Im Schnitt wurde die Note 2,3 für langfristig geplante Routen gegeben, für kurzfristige Vergaben die Note 2,2. Weniger als 10% der Verkehrsunternehmen fühle sich schlecht oder ungenügend bedient, heißt es in dem Bericht, der sich auf eine Erhebung der Bundesnetzagentur beruft.
Diese Befragung entkräftet den Vorwurf der Diskriminierung durch die Deutsche Bahn. Bemängelt wurde von den Unternehmen allerdings der Zustand des Netzes. Dieses sei der Erhebung zufolge nur schlecht oder ungenügend ausgebaut.
Hintergrund der Diskussion ist, dass die EU-Kommission das Thema Trennung von Netz und Betrieb vorantreiben will und die angeblich zu schleppend verlaufende Liberalisierung des deutschen Bahnmarkts kritisiert. Im kommenden Jahr soll es dazu ein neues Richtlinienpaket geben.
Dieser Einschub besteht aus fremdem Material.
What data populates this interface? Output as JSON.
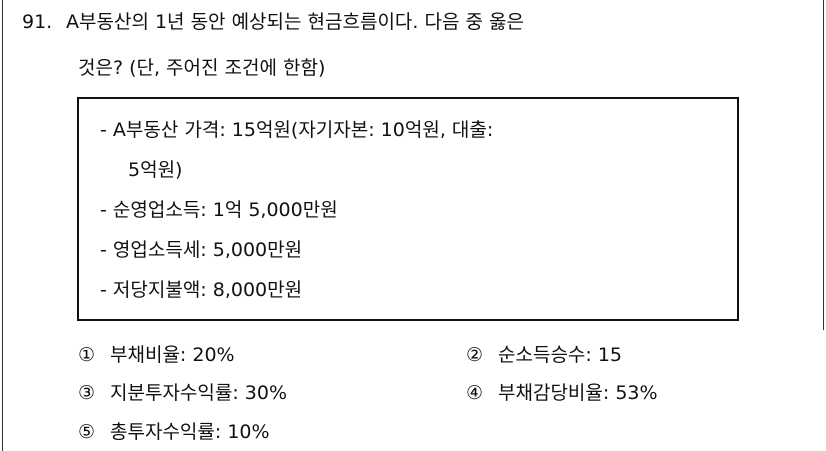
{
  "question": {
    "number": "91.",
    "stem_lines": [
      "A부동산의 1년 동안 예상되는 현금흐름이다. 다음 중 옳은",
      "것은? (단, 주어진 조건에 한함)"
    ]
  },
  "conditions": {
    "lines": [
      "- A부동산 가격: 15억원(자기자본: 10억원, 대출:",
      "5억원)",
      "- 순영업소득: 1억 5,000만원",
      "- 영업소득세: 5,000만원",
      "- 저당지불액: 8,000만원"
    ]
  },
  "options": [
    {
      "marker": "①",
      "text": "부채비율: 20%"
    },
    {
      "marker": "②",
      "text": "순소득승수: 15"
    },
    {
      "marker": "③",
      "text": "지분투자수익률: 30%"
    },
    {
      "marker": "④",
      "text": "부채감당비율: 53%"
    },
    {
      "marker": "⑤",
      "text": "총투자수익률: 10%"
    }
  ]
}
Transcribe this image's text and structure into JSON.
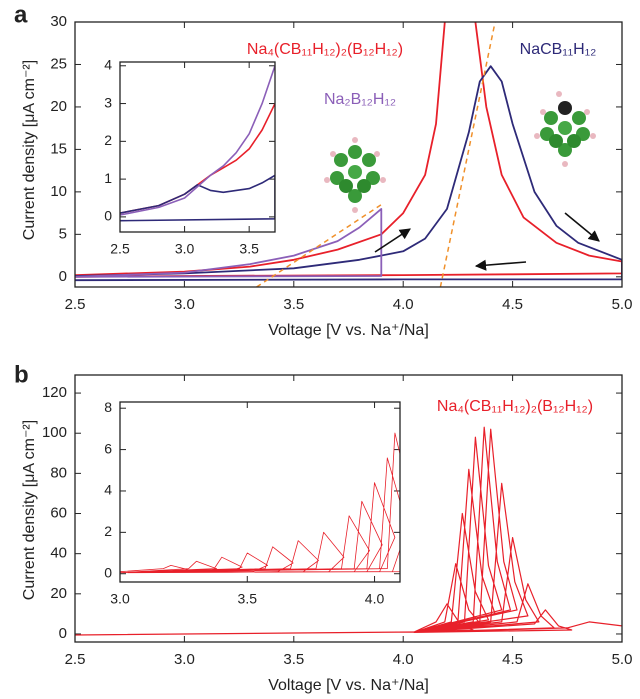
{
  "chart_data": [
    {
      "type": "line",
      "panel_label": "a",
      "xlabel": "Voltage [V vs. Na⁺/Na]",
      "ylabel": "Current density [μA cm⁻²]",
      "xlim": [
        2.5,
        5.0
      ],
      "ylim": [
        -1.2,
        30
      ],
      "xticks": [
        2.5,
        {
          "value": 3,
          "label": "3.0"
        },
        3.5,
        {
          "value": 4,
          "label": "4.0"
        },
        4.5,
        {
          "value": 5,
          "label": "5.0"
        }
      ],
      "yticks": [
        0,
        5,
        10,
        15,
        20,
        25,
        30
      ],
      "series": [
        {
          "name": "Na₄(CB₁₁H₁₂)₂(B₁₂H₁₂)",
          "color": "#e8202a",
          "x": [
            2.5,
            3.0,
            3.3,
            3.5,
            3.7,
            3.9,
            4.0,
            4.1,
            4.15,
            4.19,
            4.26,
            4.33,
            4.38,
            4.45,
            4.55,
            4.7,
            4.85,
            5.0,
            5.0,
            4.5,
            4.0,
            3.0,
            2.5
          ],
          "values": [
            0.2,
            0.6,
            1.2,
            2.0,
            3.2,
            5.0,
            7.5,
            12,
            18,
            30,
            null,
            30,
            20,
            12,
            7,
            4,
            2.5,
            1.8,
            0.4,
            0.3,
            0.2,
            0.1,
            0.0
          ]
        },
        {
          "name": "NaCB₁₁H₁₂",
          "color": "#2e2a78",
          "x": [
            2.5,
            3.0,
            3.5,
            3.8,
            4.0,
            4.1,
            4.2,
            4.3,
            4.35,
            4.4,
            4.45,
            4.5,
            4.6,
            4.7,
            4.8,
            5.0,
            5.0,
            4.0,
            2.5
          ],
          "values": [
            0.1,
            0.4,
            1.0,
            2.0,
            3.0,
            4.5,
            8,
            17,
            23,
            24.8,
            23,
            18,
            10,
            6,
            4,
            2,
            -0.3,
            -0.3,
            -0.4
          ]
        },
        {
          "name": "Na₂B₁₂H₁₂",
          "color": "#8b5fb8",
          "x": [
            2.5,
            3.0,
            3.3,
            3.5,
            3.7,
            3.8,
            3.9,
            3.9,
            2.5
          ],
          "values": [
            0.0,
            0.5,
            1.5,
            2.5,
            4.2,
            5.8,
            8,
            0.1,
            0.0
          ]
        },
        {
          "color": "#f0902a",
          "dash": true,
          "x": [
            3.33,
            3.9
          ],
          "values": [
            -1.2,
            8.5
          ]
        },
        {
          "color": "#f0902a",
          "dash": true,
          "x": [
            4.17,
            4.42
          ],
          "values": [
            -1.2,
            30
          ]
        }
      ]
    },
    {
      "type": "line",
      "xlim": [
        2.5,
        3.7
      ],
      "ylim": [
        -0.4,
        4.1
      ],
      "xticks": [
        2.5,
        {
          "value": 3,
          "label": "3.0"
        },
        3.5
      ],
      "yticks": [
        0,
        1,
        2,
        3,
        4
      ],
      "series": [
        {
          "color": "#e8202a",
          "x": [
            2.5,
            2.8,
            3.0,
            3.1,
            3.2,
            3.3,
            3.4,
            3.5,
            3.6,
            3.7
          ],
          "values": [
            0.1,
            0.3,
            0.6,
            0.85,
            1.1,
            1.3,
            1.5,
            1.8,
            2.3,
            3.0
          ]
        },
        {
          "color": "#2e2a78",
          "x": [
            2.5,
            2.8,
            3.0,
            3.1,
            3.2,
            3.3,
            3.4,
            3.5,
            3.6,
            3.7,
            3.7,
            2.5
          ],
          "values": [
            0.1,
            0.3,
            0.6,
            0.85,
            0.7,
            0.65,
            0.7,
            0.75,
            0.9,
            1.1,
            -0.05,
            -0.1
          ]
        },
        {
          "color": "#8b5fb8",
          "x": [
            2.5,
            2.8,
            3.0,
            3.1,
            3.2,
            3.3,
            3.4,
            3.5,
            3.6,
            3.7
          ],
          "values": [
            0.05,
            0.25,
            0.5,
            0.8,
            1.1,
            1.35,
            1.7,
            2.2,
            3.0,
            4.0
          ]
        }
      ]
    },
    {
      "type": "line",
      "panel_label": "b",
      "xlabel": "Voltage [V vs. Na⁺/Na]",
      "ylabel": "Current density [μA cm⁻²]",
      "xlim": [
        2.5,
        5.0
      ],
      "ylim": [
        -4,
        129
      ],
      "xticks": [
        2.5,
        {
          "value": 3,
          "label": "3.0"
        },
        3.5,
        {
          "value": 4,
          "label": "4.0"
        },
        4.5,
        {
          "value": 5,
          "label": "5.0"
        }
      ],
      "yticks": [
        0,
        20,
        40,
        60,
        80,
        100,
        120
      ],
      "series": [
        {
          "name": "Na₄(CB₁₁H₁₂)₂(B₁₂H₁₂)",
          "color": "#e8202a",
          "x": [
            2.5,
            3.5,
            4.05,
            4.15,
            4.2,
            4.26,
            4.32,
            4.05,
            4.19,
            4.24,
            4.3,
            4.36,
            4.05,
            4.22,
            4.27,
            4.33,
            4.39,
            4.05,
            4.25,
            4.3,
            4.36,
            4.42,
            4.05,
            4.28,
            4.33,
            4.39,
            4.45,
            4.05,
            4.32,
            4.37,
            4.43,
            4.49,
            4.05,
            4.35,
            4.4,
            4.46,
            4.52,
            4.05,
            4.4,
            4.45,
            4.51,
            4.57,
            4.05,
            4.45,
            4.5,
            4.56,
            4.62,
            4.05,
            4.52,
            4.57,
            4.63,
            4.69,
            4.05,
            4.6,
            4.65,
            4.71,
            4.77,
            4.05,
            4.75,
            4.85,
            5.0
          ],
          "values": [
            -0.5,
            0.5,
            1.0,
            6,
            15,
            5,
            2,
            0.8,
            6,
            35,
            12,
            4,
            0.8,
            6,
            60,
            21,
            7,
            0.8,
            6,
            82,
            29,
            10,
            0.8,
            6,
            98,
            34,
            12,
            0.8,
            6,
            103,
            36,
            12,
            0.8,
            6,
            102,
            36,
            12,
            0.8,
            6,
            75,
            26,
            9,
            0.8,
            6,
            48,
            17,
            6,
            0.8,
            6,
            25,
            9,
            3,
            0.8,
            5,
            12,
            4,
            2,
            0.8,
            3,
            6,
            4
          ]
        }
      ]
    },
    {
      "type": "line",
      "xlim": [
        3.0,
        4.1
      ],
      "ylim": [
        -0.4,
        8.3
      ],
      "xticks": [
        {
          "value": 3,
          "label": "3.0"
        },
        3.5,
        {
          "value": 4,
          "label": "4.0"
        }
      ],
      "yticks": [
        0,
        2,
        4,
        6,
        8
      ],
      "series": [
        {
          "color": "#e8202a",
          "x": [
            3.0,
            3.17,
            3.2,
            3.28,
            3.22,
            3.0,
            3.27,
            3.3,
            3.38,
            3.32,
            3.0,
            3.37,
            3.4,
            3.48,
            3.42,
            3.0,
            3.47,
            3.5,
            3.58,
            3.52,
            3.0,
            3.57,
            3.6,
            3.68,
            3.62,
            3.0,
            3.67,
            3.7,
            3.78,
            3.72,
            3.0,
            3.77,
            3.8,
            3.88,
            3.82,
            3.0,
            3.87,
            3.9,
            3.98,
            3.92,
            3.0,
            3.92,
            3.95,
            4.03,
            3.97,
            3.0,
            3.97,
            4.0,
            4.08,
            4.02,
            3.0,
            4.02,
            4.05,
            4.13,
            4.07,
            3.0,
            4.05,
            4.08,
            4.16,
            4.1,
            3.0
          ],
          "values": [
            0.1,
            0.25,
            0.4,
            0.16,
            0.1,
            0.05,
            0.25,
            0.6,
            0.24,
            0.1,
            0.05,
            0.25,
            0.8,
            0.32,
            0.1,
            0.05,
            0.25,
            1.0,
            0.4,
            0.1,
            0.05,
            0.25,
            1.3,
            0.52,
            0.1,
            0.05,
            0.25,
            1.6,
            0.64,
            0.1,
            0.05,
            0.25,
            2.0,
            0.8,
            0.1,
            0.05,
            0.25,
            2.8,
            1.12,
            0.1,
            0.05,
            0.25,
            3.5,
            1.4,
            0.1,
            0.05,
            0.25,
            4.4,
            1.76,
            0.1,
            0.05,
            0.25,
            5.6,
            2.24,
            0.1,
            0.05,
            0.25,
            6.8,
            2.72,
            0.1,
            0.05
          ]
        }
      ]
    }
  ]
}
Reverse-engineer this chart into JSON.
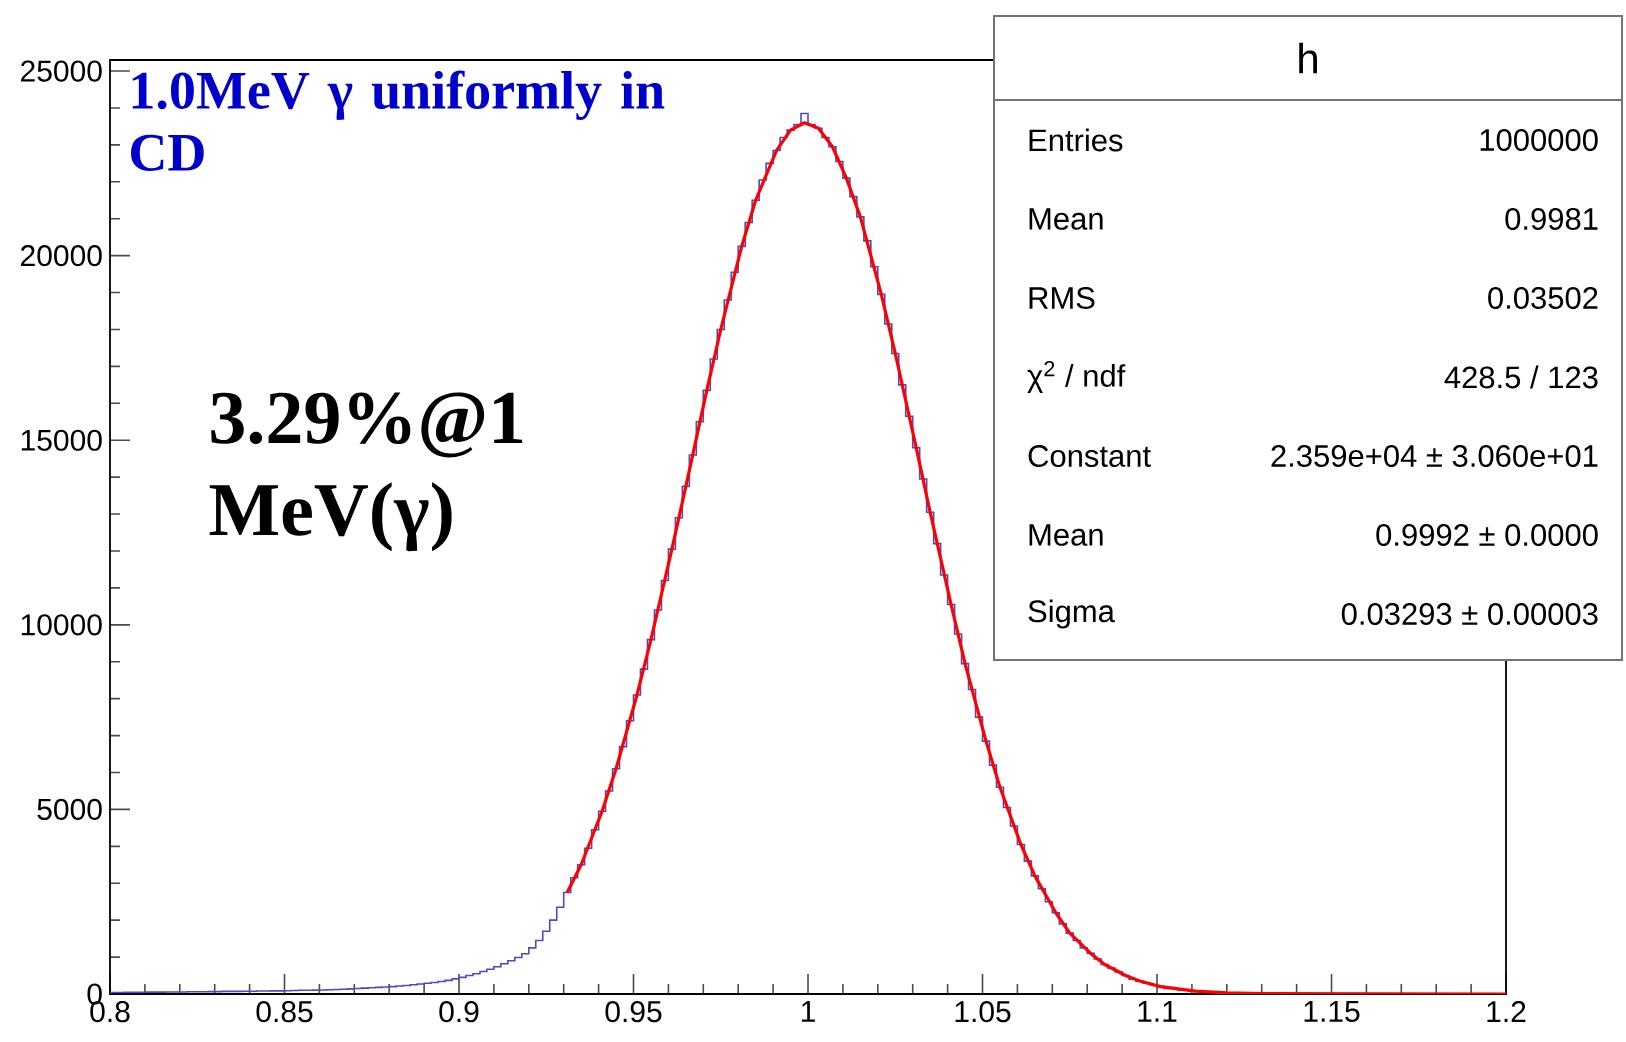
{
  "chart_data": {
    "type": "histogram",
    "title": "1.0MeV γ uniformly in CD",
    "color": "#4b4bc4",
    "bins": [
      0.8,
      0.802,
      0.804,
      0.806,
      0.808,
      0.81,
      0.812,
      0.814,
      0.816,
      0.818,
      0.82,
      0.822,
      0.824,
      0.826,
      0.828,
      0.83,
      0.832,
      0.834,
      0.836,
      0.838,
      0.84,
      0.842,
      0.844,
      0.846,
      0.848,
      0.85,
      0.852,
      0.854,
      0.856,
      0.858,
      0.86,
      0.862,
      0.864,
      0.866,
      0.868,
      0.87,
      0.872,
      0.874,
      0.876,
      0.878,
      0.88,
      0.882,
      0.884,
      0.886,
      0.888,
      0.89,
      0.892,
      0.894,
      0.896,
      0.898,
      0.9,
      0.902,
      0.904,
      0.906,
      0.908,
      0.91,
      0.912,
      0.914,
      0.916,
      0.918,
      0.92,
      0.922,
      0.924,
      0.926,
      0.928,
      0.93,
      0.932,
      0.934,
      0.936,
      0.938,
      0.94,
      0.942,
      0.944,
      0.946,
      0.948,
      0.95,
      0.952,
      0.954,
      0.956,
      0.958,
      0.96,
      0.962,
      0.964,
      0.966,
      0.968,
      0.97,
      0.972,
      0.974,
      0.976,
      0.978,
      0.98,
      0.982,
      0.984,
      0.986,
      0.988,
      0.99,
      0.992,
      0.994,
      0.996,
      0.998,
      1.0,
      1.002,
      1.004,
      1.006,
      1.008,
      1.01,
      1.012,
      1.014,
      1.016,
      1.018,
      1.02,
      1.022,
      1.024,
      1.026,
      1.028,
      1.03,
      1.032,
      1.034,
      1.036,
      1.038,
      1.04,
      1.042,
      1.044,
      1.046,
      1.048,
      1.05,
      1.052,
      1.054,
      1.056,
      1.058,
      1.06,
      1.062,
      1.064,
      1.066,
      1.068,
      1.07,
      1.072,
      1.074,
      1.076,
      1.078,
      1.08,
      1.082,
      1.084,
      1.086,
      1.088,
      1.09,
      1.092,
      1.094,
      1.096,
      1.098,
      1.1,
      1.102,
      1.104,
      1.106,
      1.108,
      1.11,
      1.112,
      1.114,
      1.116,
      1.118,
      1.12,
      1.122,
      1.124,
      1.126,
      1.128,
      1.13,
      1.132,
      1.134,
      1.136,
      1.138,
      1.14,
      1.142,
      1.144,
      1.146,
      1.148,
      1.15,
      1.152,
      1.154,
      1.156,
      1.158,
      1.16,
      1.162,
      1.164,
      1.166,
      1.168,
      1.17,
      1.172,
      1.174,
      1.176,
      1.178,
      1.18,
      1.182,
      1.184,
      1.186,
      1.188,
      1.19,
      1.192,
      1.194,
      1.196,
      1.198,
      1.2
    ],
    "values": [
      40,
      40,
      45,
      45,
      45,
      50,
      50,
      50,
      55,
      55,
      55,
      60,
      60,
      60,
      65,
      65,
      70,
      70,
      70,
      75,
      75,
      80,
      80,
      85,
      85,
      90,
      95,
      100,
      100,
      105,
      110,
      115,
      120,
      130,
      140,
      150,
      160,
      170,
      180,
      190,
      200,
      215,
      230,
      250,
      270,
      290,
      310,
      340,
      370,
      410,
      450,
      500,
      550,
      610,
      670,
      740,
      820,
      900,
      990,
      1090,
      1250,
      1450,
      1700,
      2000,
      2350,
      2750,
      3150,
      3500,
      3950,
      4450,
      4950,
      5500,
      6100,
      6700,
      7400,
      8100,
      8800,
      9600,
      10400,
      11200,
      12050,
      12900,
      13750,
      14600,
      15500,
      16350,
      17200,
      18000,
      18800,
      19550,
      20250,
      20900,
      21500,
      22050,
      22500,
      22850,
      23200,
      23400,
      23550,
      23850,
      23550,
      23450,
      23200,
      22950,
      22550,
      22100,
      21600,
      21050,
      20400,
      19700,
      18950,
      18150,
      17350,
      16500,
      15650,
      14800,
      13950,
      13050,
      12200,
      11350,
      10550,
      9750,
      8950,
      8250,
      7500,
      6850,
      6200,
      5600,
      5050,
      4550,
      4050,
      3600,
      3200,
      2850,
      2500,
      2200,
      1900,
      1650,
      1450,
      1250,
      1100,
      950,
      800,
      700,
      600,
      500,
      400,
      350,
      300,
      250,
      200,
      150,
      150,
      100,
      100,
      80,
      60,
      50,
      40,
      30,
      25,
      20,
      15,
      10,
      10,
      5,
      5,
      5,
      5,
      0,
      0,
      0,
      0,
      0,
      0,
      0,
      0,
      0,
      0,
      0,
      0,
      0,
      0,
      0,
      0,
      0,
      0,
      0,
      0,
      0,
      0,
      0,
      0,
      0,
      0,
      0,
      0,
      0,
      0,
      0
    ],
    "series": [
      {
        "type": "line",
        "color": "#ff0000",
        "x": [
          0.931,
          0.935,
          0.941,
          0.945,
          0.951,
          0.955,
          0.961,
          0.965,
          0.971,
          0.975,
          0.981,
          0.985,
          0.991,
          0.995,
          0.999,
          1.003,
          1.007,
          1.011,
          1.015,
          1.021,
          1.025,
          1.031,
          1.035,
          1.041,
          1.045,
          1.051,
          1.055,
          1.061,
          1.065,
          1.071,
          1.075,
          1.081,
          1.085,
          1.091,
          1.095,
          1.101,
          1.105,
          1.111,
          1.12,
          1.13,
          1.2
        ],
        "values": [
          2750,
          3500,
          4950,
          6100,
          8100,
          9600,
          12050,
          13750,
          16350,
          18000,
          20250,
          21500,
          22850,
          23400,
          23600,
          23450,
          22950,
          22100,
          21050,
          18950,
          17350,
          14800,
          13050,
          10550,
          8950,
          6850,
          5600,
          4050,
          3200,
          2200,
          1650,
          1100,
          800,
          500,
          350,
          200,
          150,
          80,
          30,
          10,
          0
        ]
      }
    ],
    "xlim": [
      0.8,
      1.2
    ],
    "ylim": [
      0,
      25300
    ],
    "xticks": [
      0.8,
      0.85,
      0.9,
      0.95,
      1,
      1.05,
      1.1,
      1.15,
      1.2
    ],
    "yticks": [
      0,
      5000,
      10000,
      15000,
      20000,
      25000
    ],
    "annotations": [
      "3.29%@1 MeV(γ)",
      "h",
      "Entries",
      "1000000",
      "Mean",
      "0.9981",
      "RMS",
      "0.03502",
      "χ$^{2}$ / ndf",
      "428.5 / 123",
      "Constant",
      "2.359e+04 ± 3.060e+01",
      "Mean",
      "0.9992 ± 0.0000",
      "Sigma",
      "0.03293 ± 0.00003"
    ]
  }
}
Die EVG lehnt die Trennung von Infrastruktur und Betrieb über das bereits in Deutschland praktizierte Maß ab. Neben den immensen Trennungskosten steht für die Gewerkschaft vor allem der Erhalt des konzerninternen Arbeitsmarkts und des gut funktionierenden Konzernverbundes im Mittelpunkt.